In recent years, even the Christian Democratic Union and federal President Horst Köhler (CDU) have supported such profit-sharing schemes. There is even a draft bill for an employee share participation law in the Bundesrat (upper house of parliament), which in all probability will clear its last parliamentary hurdles and come into effect on 1 April.

The demand for "employee share schemes," particularly in the case of enterprises like Opel that face imminent bankruptcy, is meant to orient workers towards their "own" company and prevent a common struggle with their colleagues throughout the international GM group and the wider working class. Under a regime of "expanded workforce representation," the Works Councils and the IG Metall would be responsible for implementing the "restructuring plans" directed against the staff. Moreover, workers holding "employee shares" would be taking on a massive burden—at Opel there is talk of some €1.2 billion in funding being required.

Ramelow cited Volkswagen as a model for an "Opel AG." He told Deutschlandradio, it should "be done like it's done at VW under the Volkswagen law."

"There you have a successful corporation, in which four states possess shareholdings. And my dream concept would then be to develop, together with the staff, an employee share holding of up to 49 percent and to bring a further strategic partner on board. Either that could be GM itself. Or it could also be another auto manufacturer. Daimler would be an ideal partner, which together with Opel could then form this new company to engage in automotive manufacture, research and the like."

There is no other company where the much praised German employee share scheme is practiced more intensively than at VW, and which Ramelow now cites as a model to be emulated. For many years, corrupt board members, like personnel director Peter Hartz, state premiers, like Gerhard Schröder, IG Metall big wigs, like Jürgen Peters, and well-paid Works Council leaders, like Klaus Volkert, formed a cartel which continually demanded massive sacrifices from the workers.

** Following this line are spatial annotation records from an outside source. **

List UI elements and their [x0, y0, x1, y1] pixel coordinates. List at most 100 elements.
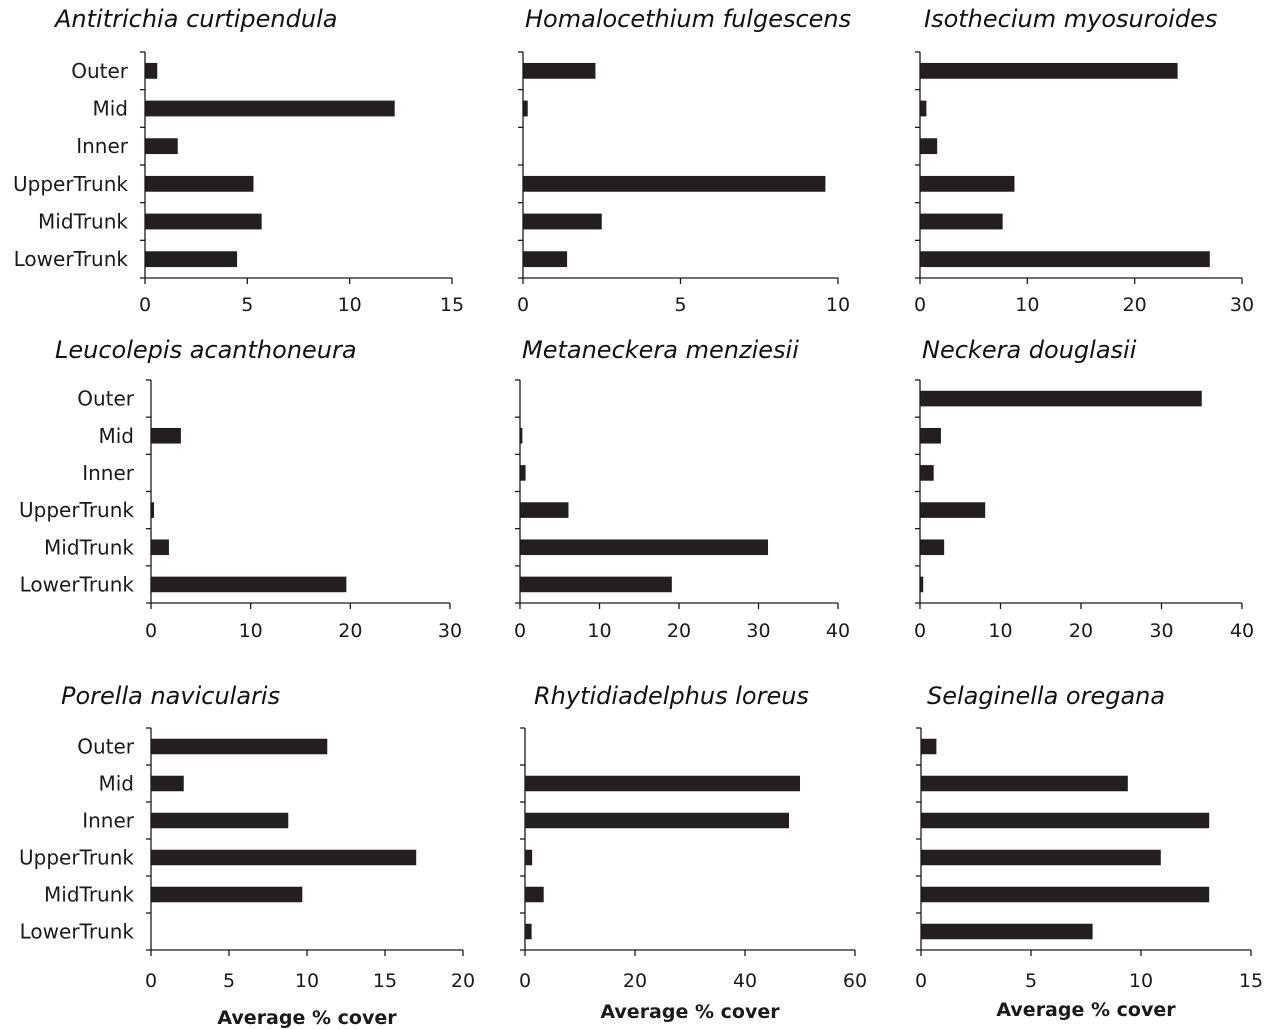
category-label: Inner: [76, 134, 129, 158]
bar-uppertrunk: [151, 502, 154, 518]
bar-lowertrunk: [151, 576, 347, 593]
bar-uppertrunk: [921, 849, 1161, 866]
x-tick-label: 15: [440, 294, 464, 316]
x-tick-label: 5: [674, 294, 686, 316]
bar-midtrunk: [525, 886, 544, 903]
bar-uppertrunk: [520, 502, 569, 518]
category-label: LowerTrunk: [20, 572, 135, 596]
x-tick-label: 0: [914, 620, 926, 642]
x-tick-label: 10: [587, 620, 611, 642]
category-label: Mid: [98, 772, 134, 796]
category-label: Mid: [92, 97, 128, 121]
x-tick-label: 40: [826, 620, 850, 642]
bar-outer: [920, 390, 1202, 407]
x-tick-label: 15: [1239, 970, 1263, 992]
bar-inner: [145, 138, 178, 155]
bar-midtrunk: [920, 213, 1003, 230]
bar-outer: [151, 738, 328, 755]
chart-panel: Metaneckera menziesii 0 10 20 30 40: [514, 336, 850, 642]
bar-uppertrunk: [525, 849, 533, 866]
bar-inner: [921, 812, 1210, 829]
x-tick-label: 5: [1025, 970, 1037, 992]
bar-outer: [145, 62, 158, 79]
bar-mid: [145, 100, 395, 117]
x-tick-label: 0: [915, 970, 927, 992]
x-tick-label: 10: [1015, 294, 1039, 316]
bar-midtrunk: [520, 539, 769, 556]
panel-title: Homalocethium fulgescens: [525, 5, 851, 33]
bar-mid: [520, 427, 523, 444]
bar-mid: [920, 427, 941, 444]
bar-outer: [523, 62, 596, 79]
x-tick-label: 10: [338, 294, 362, 316]
bar-midtrunk: [151, 539, 169, 556]
x-tick-label: 0: [145, 970, 157, 992]
x-tick-label: 40: [1230, 620, 1254, 642]
bar-midtrunk: [151, 886, 303, 903]
bar-midtrunk: [145, 213, 262, 230]
category-label: LowerTrunk: [20, 920, 135, 944]
x-tick-label: 0: [914, 294, 926, 316]
panel-title: Isothecium myosuroides: [924, 5, 1217, 33]
bar-uppertrunk: [920, 175, 1015, 192]
bar-lowertrunk: [523, 251, 568, 268]
bar-lowertrunk: [920, 251, 1210, 268]
x-tick-label: 15: [373, 970, 397, 992]
x-tick-label: 5: [223, 970, 235, 992]
x-tick-label: 30: [1230, 294, 1254, 316]
bar-lowertrunk: [145, 251, 238, 268]
x-tick-label: 0: [145, 620, 157, 642]
chart-panel: Selaginella oregana 0 5 10 15 Average % cover: [915, 682, 1263, 1021]
x-tick-label: 0: [514, 620, 526, 642]
x-tick-label: 0: [139, 294, 151, 316]
bar-inner: [520, 465, 526, 481]
category-label: MidTrunk: [44, 883, 134, 907]
bar-mid: [151, 775, 184, 792]
x-tick-label: 20: [1069, 620, 1093, 642]
x-tick-label: 0: [517, 294, 529, 316]
category-label: UpperTrunk: [19, 498, 134, 522]
category-label: UpperTrunk: [19, 846, 134, 870]
chart-panel: Porella navicularis LowerTrunk MidTrunk Upp…: [19, 682, 475, 1029]
x-tick-label: 10: [1129, 970, 1153, 992]
bar-outer: [920, 62, 1178, 79]
x-tick-label: 60: [843, 970, 867, 992]
chart-panel: Neckera douglasii 0 10 20 30 40: [914, 336, 1254, 642]
bar-midtrunk: [921, 886, 1210, 903]
x-tick-label: 20: [451, 970, 475, 992]
category-label: LowerTrunk: [14, 247, 129, 271]
x-tick-label: 20: [1123, 294, 1147, 316]
bar-uppertrunk: [145, 175, 254, 192]
x-tick-label: 10: [295, 970, 319, 992]
x-tick-label: 10: [988, 620, 1012, 642]
category-label: Inner: [82, 809, 135, 833]
bar-inner: [525, 812, 789, 829]
bar-inner: [151, 812, 289, 829]
chart-panel: Rhytidiadelphus loreus 0 20 40 60 Average % c…: [519, 682, 867, 1023]
x-tick-label: 20: [667, 620, 691, 642]
category-label: MidTrunk: [38, 210, 128, 234]
chart-panel: Leucolepis acanthoneura LowerTrunk MidTrun…: [19, 336, 462, 642]
category-label: Outer: [71, 59, 129, 83]
x-axis-title: Average % cover: [600, 1001, 780, 1023]
x-tick-label: 10: [239, 620, 263, 642]
bar-midtrunk: [523, 213, 602, 230]
category-label: Outer: [77, 387, 135, 411]
x-tick-label: 40: [733, 970, 757, 992]
x-tick-label: 30: [438, 620, 462, 642]
chart-panel: Antitrichia curtipendula LowerTrunk MidTru…: [13, 5, 464, 316]
panel-title: Selaginella oregana: [927, 682, 1165, 710]
x-axis-title: Average % cover: [996, 999, 1176, 1021]
bar-mid: [921, 775, 1128, 792]
x-tick-label: 20: [338, 620, 362, 642]
bar-mid: [920, 100, 927, 117]
panel-title: Leucolepis acanthoneura: [55, 336, 357, 364]
bar-inner: [920, 138, 938, 155]
x-tick-label: 10: [826, 294, 850, 316]
bar-uppertrunk: [920, 502, 986, 518]
panel-title: Porella navicularis: [61, 682, 280, 710]
bar-uppertrunk: [151, 849, 417, 866]
x-axis-title: Average % cover: [217, 1007, 397, 1029]
x-tick-label: 30: [746, 620, 770, 642]
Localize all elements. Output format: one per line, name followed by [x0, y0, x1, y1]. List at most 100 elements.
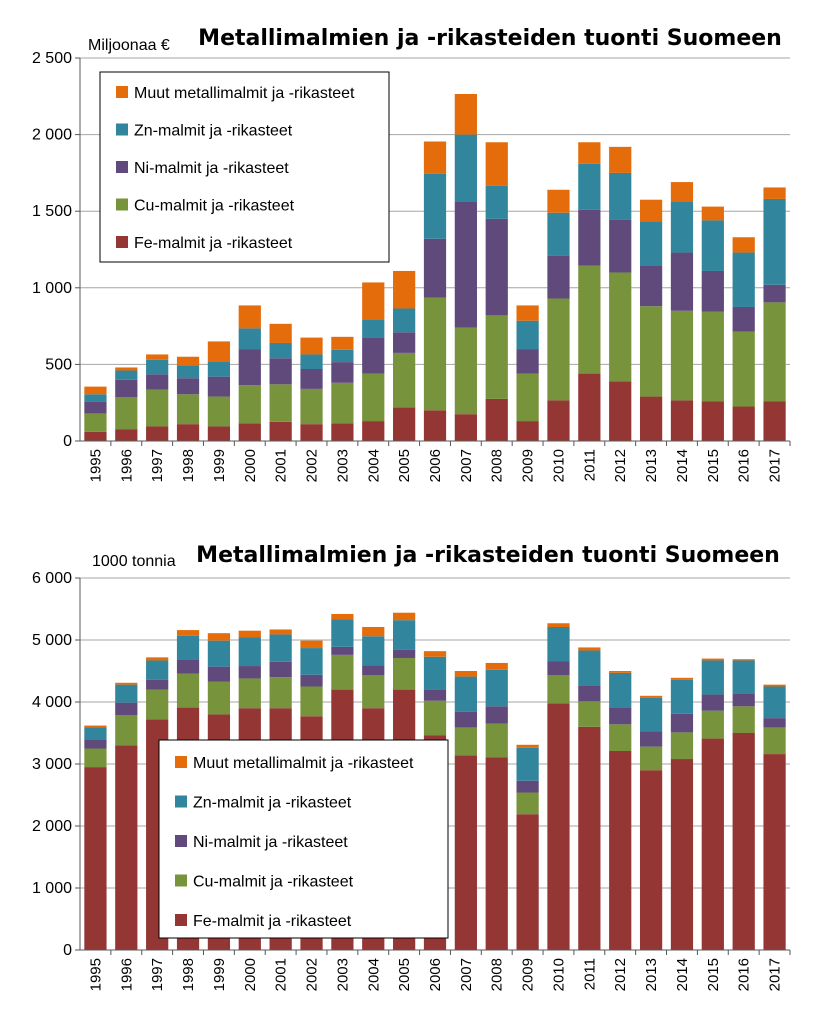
bar-segment-ni-2005: [393, 332, 416, 353]
x-tick-label-1996: 1996: [118, 958, 135, 991]
bar-segment-cu-2010: [547, 298, 570, 401]
bar-segment-muut-1997: [146, 657, 169, 661]
bar-segment-cu-2012: [609, 272, 632, 382]
bar-segment-cu-1998: [176, 673, 200, 708]
bar-segment-ni-1998: [176, 378, 200, 395]
bar-segment-cu-1995: [84, 413, 107, 432]
legend-box: [158, 739, 449, 939]
axes: [75, 577, 791, 955]
y-tick-label: 0: [63, 942, 72, 959]
bar-segment-ni-2014: [670, 713, 694, 733]
bar-segment-cu-2014: [670, 732, 694, 760]
x-tick-label-2001: 2001: [273, 449, 290, 482]
x-tick-label-2013: 2013: [643, 449, 660, 482]
x-tick-label-2007: 2007: [458, 449, 475, 482]
x-tick-label-2006: 2006: [427, 449, 444, 482]
bar-stacks: [84, 94, 786, 441]
bar-segment-fe-2009: [516, 814, 539, 950]
y-tick-label: 1 500: [32, 203, 72, 220]
legend: Muut metallimalmit ja -rikasteet Zn-malmi…: [99, 71, 390, 263]
bar-segment-fe-2007: [454, 414, 477, 441]
bar-segment-ni-2011: [578, 209, 601, 266]
bar-segment-cu-2007: [454, 727, 477, 756]
bar-segment-zn-2012: [609, 672, 632, 708]
bar-segment-muut-2013: [639, 199, 663, 222]
bar-segment-ni-2006: [423, 689, 447, 701]
bar-segment-ni-2017: [763, 718, 786, 728]
bar-segment-ni-1996: [115, 702, 138, 716]
bar-segment-zn-1995: [84, 394, 107, 402]
bar-segment-fe-1997: [146, 426, 169, 441]
bar-segment-cu-2016: [732, 331, 755, 407]
bar-segment-zn-1996: [115, 684, 138, 703]
bar-segment-muut-2010: [547, 189, 570, 213]
bar-segment-ni-2004: [362, 337, 385, 374]
bar-segment-zn-2002: [300, 648, 323, 675]
bar-segment-fe-2017: [763, 754, 786, 950]
bar-segment-ni-2007: [454, 711, 477, 728]
bar-segment-muut-1998: [176, 356, 200, 366]
x-tick-label-2009: 2009: [520, 449, 537, 482]
bar-segment-cu-2016: [732, 706, 755, 733]
bar-segment-muut-2017: [763, 684, 786, 687]
chart-import-volume: Metallimalmien ja -rikasteiden tuonti Su…: [32, 543, 791, 991]
y-tick-label: 4 000: [32, 694, 72, 711]
y-tick-label: 2 000: [32, 818, 72, 835]
bar-segment-fe-2016: [732, 406, 755, 441]
bar-segment-cu-2000: [238, 385, 261, 424]
bar-segment-cu-2006: [423, 700, 447, 736]
bar-segment-zn-2010: [547, 626, 570, 662]
bar-segment-muut-2011: [578, 142, 601, 164]
bar-segment-cu-1996: [115, 397, 138, 430]
bar-segment-fe-2017: [763, 401, 786, 441]
bar-segment-ni-2010: [547, 255, 570, 299]
x-tick-label-2004: 2004: [365, 958, 382, 991]
x-tick-label-2007: 2007: [458, 958, 475, 991]
bar-segment-cu-2004: [362, 675, 385, 709]
bar-segment-zn-2013: [639, 221, 663, 266]
x-tick-label-2010: 2010: [550, 449, 567, 482]
bar-segment-muut-2003: [331, 613, 354, 620]
x-tick-label-2000: 2000: [242, 958, 259, 991]
bar-segment-muut-1996: [115, 682, 138, 685]
x-tick-label-2003: 2003: [334, 958, 351, 991]
bar-segment-ni-1999: [207, 666, 231, 682]
bar-segment-muut-2000: [238, 305, 261, 329]
bar-segment-zn-2009: [516, 747, 539, 781]
bar-segment-cu-2017: [763, 727, 786, 755]
bar-segment-muut-2014: [670, 182, 694, 203]
bar-segment-zn-2017: [763, 686, 786, 719]
bar-segment-ni-1997: [146, 679, 169, 690]
bar-segment-muut-2006: [423, 651, 447, 657]
bar-segment-fe-2016: [732, 733, 755, 950]
bar-segment-fe-2009: [516, 421, 539, 441]
bar-segment-zn-2011: [578, 163, 601, 210]
bar-segment-cu-1995: [84, 748, 107, 768]
bar-segment-muut-2001: [269, 629, 292, 635]
x-tick-label-2002: 2002: [304, 958, 321, 991]
y-tick-label: 3 000: [32, 756, 72, 773]
bar-segment-zn-2004: [362, 636, 385, 666]
x-tick-label-1999: 1999: [211, 958, 228, 991]
bar-segment-zn-1998: [176, 635, 200, 660]
bar-segment-muut-2015: [701, 658, 724, 661]
bar-segment-fe-1999: [207, 426, 231, 441]
bar-segment-fe-2013: [639, 396, 663, 441]
bar-segment-zn-2011: [578, 650, 601, 686]
bar-segment-muut-2016: [732, 659, 755, 661]
bar-segment-zn-2006: [423, 173, 447, 239]
bar-segment-zn-1999: [207, 361, 231, 377]
bar-segment-zn-1997: [146, 359, 169, 375]
bar-segment-fe-2003: [331, 423, 354, 441]
bar-segment-muut-2002: [300, 640, 323, 649]
x-tick-labels: 1995 1996 1997 1998 1999 2000 2001 2002 2003 2004…: [87, 958, 783, 991]
bar-segment-fe-2015: [701, 738, 724, 950]
bar-segment-muut-2003: [331, 336, 354, 350]
bar-segment-ni-1999: [207, 376, 231, 397]
bar-segment-cu-1997: [146, 389, 169, 427]
x-tick-label-2008: 2008: [489, 958, 506, 991]
bar-segment-muut-2007: [454, 671, 477, 677]
bar-segment-zn-2001: [269, 342, 292, 359]
x-tick-label-2014: 2014: [674, 958, 691, 991]
chart-import-value: Metallimalmien ja -rikasteiden tuonti Su…: [32, 26, 791, 482]
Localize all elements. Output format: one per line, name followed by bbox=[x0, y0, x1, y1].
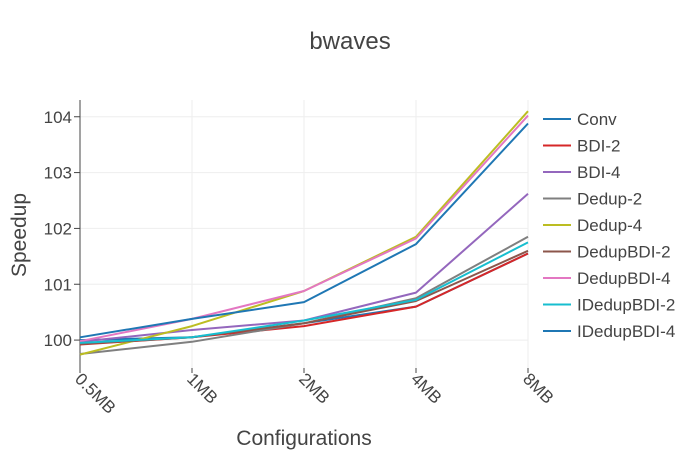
x-tick-label: 2MB bbox=[295, 369, 333, 407]
legend-label: Dedup-2 bbox=[577, 190, 642, 209]
legend-item-bdi-2[interactable]: BDI-2 bbox=[543, 137, 620, 156]
x-tick-label: 4MB bbox=[407, 369, 445, 407]
legend-item-dedupbdi-2[interactable]: DedupBDI-2 bbox=[543, 243, 671, 262]
series-line-idedupbdi-2 bbox=[79, 241, 529, 344]
y-tick-label: 102 bbox=[44, 219, 72, 238]
x-axis-title: Configurations bbox=[236, 427, 371, 450]
legend-label: DedupBDI-2 bbox=[577, 243, 671, 262]
y-tick-label: 103 bbox=[44, 164, 72, 183]
chart-title: bwaves bbox=[309, 28, 390, 55]
y-axis-title: Speedup bbox=[8, 193, 31, 277]
axes: 100 101 102 103 104 0.5MB 1MB 2MB 4MB 8MB bbox=[44, 100, 557, 418]
y-tick-label: 104 bbox=[44, 108, 72, 127]
series-line-dedupbdi-4 bbox=[79, 114, 529, 343]
legend: Conv BDI-2 BDI-4 Dedup-2 Dedup-4 DedupBDI-2 De… bbox=[543, 110, 675, 341]
legend-item-bdi-4[interactable]: BDI-4 bbox=[543, 163, 620, 182]
legend-label: IDedupBDI-4 bbox=[577, 322, 675, 341]
legend-label: BDI-2 bbox=[577, 137, 620, 156]
legend-item-dedupbdi-4[interactable]: DedupBDI-4 bbox=[543, 269, 671, 288]
legend-label: Dedup-4 bbox=[577, 216, 642, 235]
x-tick-label: 8MB bbox=[519, 369, 557, 407]
legend-label: IDedupBDI-2 bbox=[577, 296, 675, 315]
legend-item-idedupbdi-2[interactable]: IDedupBDI-2 bbox=[543, 296, 675, 315]
legend-item-conv[interactable]: Conv bbox=[543, 110, 617, 129]
y-tick-label: 101 bbox=[44, 275, 72, 294]
legend-label: Conv bbox=[577, 110, 617, 129]
x-tick-label: 0.5MB bbox=[71, 369, 119, 417]
legend-label: BDI-4 bbox=[577, 163, 620, 182]
x-tick-label: 1MB bbox=[183, 369, 221, 407]
legend-item-dedup-2[interactable]: Dedup-2 bbox=[543, 190, 642, 209]
series-lines bbox=[79, 110, 529, 356]
legend-label: DedupBDI-4 bbox=[577, 269, 671, 288]
series-line-idedupbdi-4 bbox=[79, 122, 529, 339]
legend-item-idedupbdi-4[interactable]: IDedupBDI-4 bbox=[543, 322, 675, 341]
legend-item-dedup-4[interactable]: Dedup-4 bbox=[543, 216, 642, 235]
y-tick-label: 100 bbox=[44, 331, 72, 350]
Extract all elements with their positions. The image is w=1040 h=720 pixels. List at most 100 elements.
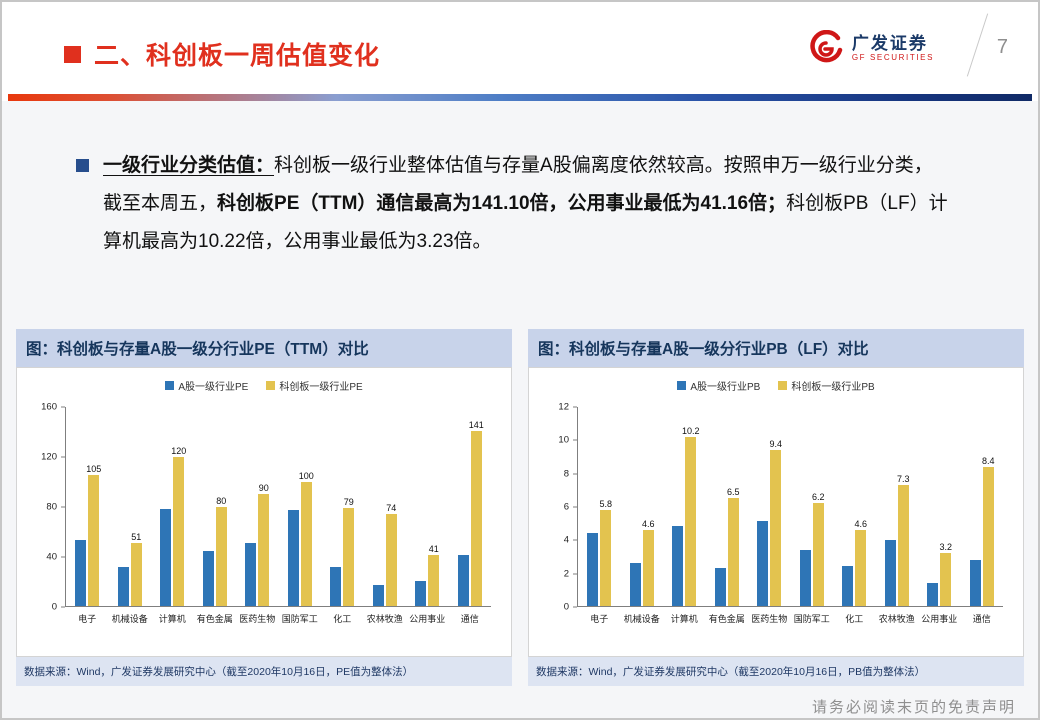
pb-chart-panel: 图：科创板与存量A股一级分行业PB（LF）对比 A股一级行业PB 科创板一级行业P… xyxy=(528,329,1024,686)
logo-subtitle: GF SECURITIES xyxy=(851,53,934,63)
plot-area: 5.8 电子 4.6 机械设备 10.2 计算机 6.5 有色金属 9.4 医药生物 6.2 国防军工… xyxy=(577,407,1003,624)
bar: 120 xyxy=(171,446,186,606)
bar: 51 xyxy=(130,532,142,606)
bar-value-label: 90 xyxy=(258,483,269,494)
bar-value-label: 41 xyxy=(428,544,439,555)
category-label: 通信 xyxy=(972,614,991,624)
bar xyxy=(927,582,939,606)
category-label: 农林牧渔 xyxy=(366,614,403,624)
category-label: 机械设备 xyxy=(111,614,148,624)
bar xyxy=(587,533,599,606)
legend-item: A股一级行业PB xyxy=(677,378,760,393)
bar xyxy=(245,542,257,606)
y-axis-tick-mark xyxy=(573,606,577,608)
legend-label: A股一级行业PB xyxy=(690,382,761,393)
bar xyxy=(884,539,896,606)
y-axis-tick-label: 0 xyxy=(51,601,57,613)
bar-group: 4.6 化工 xyxy=(842,407,868,624)
y-axis-tick-label: 12 xyxy=(558,401,569,413)
legend-label: 科创板一级行业PE xyxy=(279,382,363,393)
y-axis-tick-label: 0 xyxy=(563,601,569,613)
bar: 8.4 xyxy=(982,456,995,606)
bar: 4.6 xyxy=(642,519,655,606)
bar-group: 3.2 公用事业 xyxy=(921,407,957,624)
paragraph-lead: 一级行业分类估值： xyxy=(103,155,275,176)
y-axis-tick-label: 2 xyxy=(563,568,569,580)
title-row: 二、科创板一周估值变化 xyxy=(64,36,380,72)
category-label: 化工 xyxy=(845,614,864,624)
bar-value-label: 80 xyxy=(216,495,227,506)
y-axis-tick-label: 6 xyxy=(563,501,569,513)
category-label: 医药生物 xyxy=(751,614,788,624)
bar-value-label: 6.5 xyxy=(726,487,740,498)
bar xyxy=(330,567,342,606)
pe-chart: A股一级行业PE 科创板一级行业PE 0 40 80 120 160 105 电子 51 机械设备 1… xyxy=(16,367,512,657)
chart-legend: A股一级行业PE 科创板一级行业PE xyxy=(23,378,505,393)
bar-value-label: 79 xyxy=(343,496,354,507)
bar-value-label: 8.4 xyxy=(981,455,995,466)
bar-group: 4.6 机械设备 xyxy=(624,407,660,624)
bar: 80 xyxy=(215,496,227,606)
y-axis-tick-label: 10 xyxy=(558,434,569,446)
y-axis-tick-mark xyxy=(573,473,577,475)
bar-group: 79 化工 xyxy=(330,407,355,624)
bar xyxy=(117,567,129,606)
bar-value-label: 51 xyxy=(131,531,142,542)
bar-value-label: 10.2 xyxy=(681,425,700,436)
bar xyxy=(75,540,87,606)
category-label: 国防军工 xyxy=(281,614,318,624)
diagonal-divider xyxy=(966,13,989,77)
category-label: 电子 xyxy=(78,614,97,624)
legend-label: 科创板一级行业PB xyxy=(791,382,875,393)
summary-paragraph: 一级行业分类估值：科创板一级行业整体估值与存量A股偏离度依然较高。按照申万一级行… xyxy=(76,147,950,261)
bar: 5.8 xyxy=(599,499,612,606)
bar-group: 41 公用事业 xyxy=(409,407,445,624)
bar: 105 xyxy=(86,464,101,606)
bar: 7.3 xyxy=(897,474,910,606)
pe-chart-panel: 图：科创板与存量A股一级分行业PE（TTM）对比 A股一级行业PE 科创板一级行业… xyxy=(16,329,512,686)
paragraph-text-1: 科创板一级行业整体估值与存量A股偏离度依然较高。按照申万一级行业分类，截至本周五… xyxy=(103,155,933,214)
y-axis-tick-mark xyxy=(61,406,65,408)
bar xyxy=(714,567,726,606)
y-axis-tick-label: 80 xyxy=(46,501,57,513)
bar xyxy=(969,559,981,606)
plot-wrapper: 0 2 4 6 8 10 12 5.8 电子 4.6 机械设备 10.2 计算机 6.5 有色金属 9.4 医药… xyxy=(558,402,1003,624)
bar: 3.2 xyxy=(939,542,952,606)
slide-header: 二、科创板一周估值变化 广发证券 GF SECURITIES 7 xyxy=(2,2,1038,94)
category-label: 化工 xyxy=(333,614,352,624)
bar-group: 105 电子 xyxy=(75,407,101,624)
legend-swatch-icon xyxy=(677,381,687,390)
pe-chart-title: 图：科创板与存量A股一级分行业PE（TTM）对比 xyxy=(16,329,512,367)
y-axis-tick-mark xyxy=(61,606,65,608)
bar-value-label: 100 xyxy=(298,470,314,481)
category-label: 机械设备 xyxy=(623,614,660,624)
bar-group: 10.2 计算机 xyxy=(671,407,700,624)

The depth of the swamp at VW into which the "workers' representatives" sank is now well-known. Both Hartz and Volkert were found guilty of corruption by the courts. Even Germany's corporatist legal framework had never envisaged the expensive pleasure trips, including prostitutes supplied at company expense, organised at VW.

Moreover, Volkswagen itself is facing a crisis. Tens of thousands of staff have already been put on short-time working and all temporary workers are to be dismissed. And all this is done with the energetic support of the IG Metall and the VW Works Council members.

Ramelow has called for "a return to classical structures, where those who are actually responsible on a daily basis for the success of the enterprise, also participate in it and can influence the decision making."

On the basis of the Volkswagen model, it is now clear what he means by a "return to classical structures" and "influencing the decision making." With the help of the trade union bureaucracy and their Works Council members, the Social Democratic Party, the state governments and the Left Party, mechanisms are to be created at Opel enabling it to push through mass redundancies, factory closures and wage cuts.